Иногда волна оказывалась такой длинной, а пена
такой густой, что порождала восемь или девять гибких грациозных фигурок, они
откатывались назад в море, а на смену им уже шла следующая пенная полоса.
– Никакие вы не души проклятых или
спасенных, – сказала я. – Вы просто красивы. Так же красивы, как в
том пророческом сне. Так же красивы, как ливневый лес в горах, как облака,
проплывающие мимо лица Господа. Лили, тебя здесь нет, моя дорогая, ты не
связана ни с одним местом, даже таким красивым, как это. Я бы почувствовала,
если бы ты была здесь.
И снова ко мне пришла та мысль, тот
незаконченный план, та недосказанная молитва, что нужно прогнать призрака.
Я взяла стул и уселась у окна. Ветер откинул
мои волосы назад.
Волна за волной приносили на берег танцоров,
ни один из них не был похож на другого, каждая группа нимф особенная, как мои
концерты, а если и было какое-то повторение, то о нем знали только приверженцы
теории хаоса. Время от времени какой-нибудь танцор поднимался во весь рост, и
казалось, еще немного, и он высвободится из водного плена.
Так я просидела до утра.
Чтобы играть, мне вовсе не нужен сон. В любом
случае я сумасшедшая. А если совсем свихнусь, то это только поможет делу.
Наступил рассвет, а с ним началось оживленное
движение на улицах, внизу засуетились люди, распахнулись двери магазинов,
покатили автобусы. В волнах заплескались купальщики. Я стояла у окна, с моего
плеча свешивался мешок со скрипкой.
Какой-то звук отвлек мое внимание.
Вздрогнув, я обернулась. Но это был всего лишь
посыльный, который вошел с букетом роз.
– Мадам, я очень долго стучал.
– Ничего страшного, это ветер виноват.
– Внизу собрались молодые люди. Вы для
них так много значите, они пришли издалека, чтобы взглянуть на вас. Мадам,
простите меня.
– Все в порядке. Дайте мне розы, я им
помашу. Они узнают меня, когда увидят с розами, а я узнаю их.
Я вернулась к окну.
Солнце немилосердно обжигало воду; через
секунду я разглядела их, троих стройных молодых женщин и двух мужчин,
оглядывавших фасад отеля из-под ладошек, затем один из них увидел меня, увидел
женщину с челкой и распущенными волосами, державшую в руках красные розы.

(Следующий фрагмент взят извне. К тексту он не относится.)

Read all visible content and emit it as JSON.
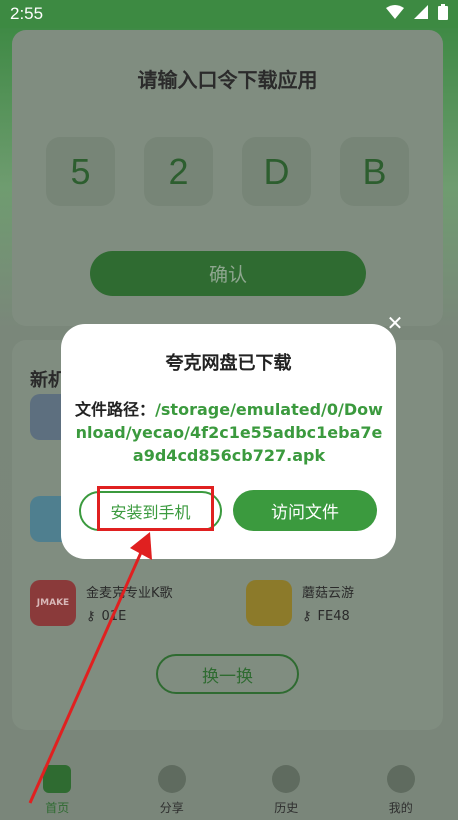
{
  "status_bar": {
    "time": "2:55"
  },
  "main_card": {
    "title": "请输入口令下载应用",
    "code_chars": [
      "5",
      "2",
      "D",
      "B"
    ],
    "confirm_label": "确认"
  },
  "list_card": {
    "title_partial": "新机",
    "apps": [
      {
        "name": "金麦克专业K歌",
        "code": "01E",
        "icon_text": "JMAKE"
      },
      {
        "name": "蘑菇云游",
        "code": "FE48",
        "icon_text": ""
      }
    ],
    "swap_label": "换一换"
  },
  "bottom_nav": {
    "items": [
      {
        "label": "首页",
        "active": true
      },
      {
        "label": "分享",
        "active": false
      },
      {
        "label": "历史",
        "active": false
      },
      {
        "label": "我的",
        "active": false
      }
    ]
  },
  "dialog": {
    "title": "夸克网盘已下载",
    "path_label": "文件路径：",
    "path_value": "/storage/emulated/0/Download/yecao/4f2c1e55adbc1eba7ea9d4cd856cb727.apk",
    "install_label": "安装到手机",
    "visit_label": "访问文件"
  },
  "colors": {
    "accent": "#3b9a3e",
    "status_bar": "#3d8a42",
    "annotation": "#e02020"
  }
}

Я долго им махала и смотрела, как они
подпрыгивают.
– В Португалии есть такая песня,
классическая песня, – сказал посыльный. Он в это время возился с маленьким
холодильником возле окна – проверял, есть ли напитки, какова температура.
Молодые люди внизу все подпрыгивали и посылали мне воздушные поцелуи.
Да, поцелуи.
Я тоже посылала им поцелуи.
Потом я попятилась, когда мне показалось, что
уже можно, и закрыла окно. Скрипка висела как горб на моей спине, в руках были
розы. Сердце громко колотилось.
– Эта песня, – сказал
посыльный, – кажется, была популярна в Америке. Она называется «Розы,
розы, розы».
Глава 18
Это был коридор с греческой мозаикой на полу,
толстыми золотыми завитушками, облицованный коричневым мрамором.
– Очень красиво! Да! Боже мой! –
восклицала Роз. – В жизни ничего подобного не видела. И все это мрамор?
Только взгляни, Триана, красный мрамор, зеленый, белый…
Я улыбалась. Я знала. Я видела.
– Так вот что хранилось в тайниках твоей
памяти? – прошептала я своему невидимому для других призраку. – И ты
не хотел, чтобы я это видела?
Для остальных мои слова, должно быть, звучали
как мучение. Стефан мне не ответил. Меня захлестнула ужасная жалость к нему. О
Стефан!
Мы стояли у подножия лестницы. Справа и слева
от нас замерли бронзоволицые статуи. Перила из мрамора такого же зеленого и
чистого, как море под полуденным солнцем, толстые квадратные балясины, лестница
разветвляется надвое, как, видимо, во всех оперных театрах, мы поднимаемся по
ней и оказываемся перед тремя дверьми с хрустальными стеклами и полукруглыми
окошками над верхним косяком.
– Публика пройдет сегодня вечером по этой
лестнице?
– Да-да, – ответила та, что была
постройнее, Мариана, – будет много народу. У нас аншлаг. Уже сейчас
публика ждет у входа. Поэтому я и провела вас через боковые двери. Но мы
приготовили для вас особый сюрприз.
– Что может быть великолепнее этого
зрелища? – спросила я.
Мы все вместе пошли дальше. Катринка вдруг
погрустнела, и я видела, как она перехватила взгляд Роз.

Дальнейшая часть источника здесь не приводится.